FAQ

  1. Why can’t I find some samples in the resulting graph?
During the process of tmap, it will drop some samples which is lack of required number of neighbors. Usually, these samples is taken as outlier or noise which is need to be obsoleted. If you are worried about the number of samples retaining in the graph, you could use the function called tmap.tda.utils.cover_ratio to calculate the cover ratio. Usually, cover ratio higher than 80% is basic need for tmap result.
  1. There are too much pairs which is significant co-enriched found in the result of coenrich. How could I choose from them?

In the FGFP example, it could see that it do have too much pairs found in the result of coenrich. The scores or p-value of co-enrich pairs are calculated base on the graph. Significant coenrichment is defined as pairs of features that share similar distribution along with the graph by SAFE score.

Currently, we don’t have better way to filter it again and extract more significant pairs. We could use several graphs with different parameters to find significant pairs under individual situations. We could also use p-value of coenrich to rank all pairs and extract the top.

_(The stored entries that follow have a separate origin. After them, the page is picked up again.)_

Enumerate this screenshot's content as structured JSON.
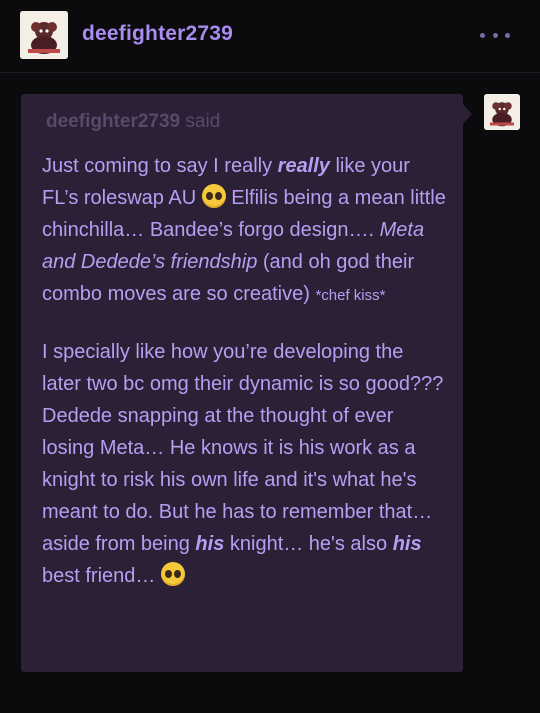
{
  "header": {
    "username": "deefighter2739",
    "avatar_icon": "avatar-icon",
    "more_icon": "more-dots-icon"
  },
  "ask": {
    "asker": "deefighter2739",
    "said": "said",
    "p1": {
      "t1": "Just coming to say I really ",
      "em1": "really",
      "t2": " like your FL’s roleswap AU ",
      "t3": " Elfilis being a mean little chinchilla… Bandee’s forgo design…. ",
      "em2": "Meta and Dedede’s friendship",
      "t4": " (and oh god their combo moves are so creative) ",
      "small": "*chef kiss*"
    },
    "p2": {
      "t1": "I specially like how you’re developing the later two bc omg their dynamic is so good??? Dedede snapping at the thought of ever losing Meta… He knows it is his work as a knight to risk his own life and it's what he's meant to do. But he has to remember that… aside from being ",
      "em1": "his",
      "t2": " knight… he's also ",
      "em2": "his",
      "t3": " best friend… "
    },
    "emoji_icon": "pleading-face-emoji"
  }
}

  1. Why would I choose tmap instead of other traditional ordination analysis?

Most significantly, tmap presents a TDA network for a microbiome dataset, which has the following advantages than traditional ordination techniques:

  • TDA network captures hidden patterns of a microbiome dataset in terms of nodes and edges between them, with nodes as a group of highly similar samples, and edges as a continuity between groups of samples.
  • TDA network enables users to explore the microbiome landscape of large cohorts, especially population-scale studies, more intuitively and effectively via tmap visualization.
  • TDA network enables users to test for species enrichment and metadata association using network-based statistical analysis, as implemented in tmap.

You can go to Microbiome Examples for detailed examples of application of tmap to different microbiome datasets.

  1. What is the difference between tmap and other Mapper algorithm?
We developed tmap mainly for population-scale microbiome data analysis, although it can also be used to analyze other high dimensional dataset. tmap is unique in its network-based statistical analysis for identifying driver species and for microbiome-wide association analysis. For more details, please see How tmap work.
  1. Why are some microbiome samples missing (discarded) in the final TDA network?

tmap uses DBSCAN for clustering by default, which will drop noise samples which are lack of the required number of neighbors. Usually, these samples are taken as outlier or noise in density-based clustering analysis.

You can use tmap.tda.utils.cover_ratio to calculate how many samples were retained in the final TDA network. By using other clustering methods, such as k-means clustering, you can retain all the samples. tmap can take any other cluster method from scikit-learn (or with scikit-learn compatible APIs), although we recommend using the default DBSCAN method. For how to keep more samples in the final TDA network, you can see How to Choose Parameters in tmap for more details.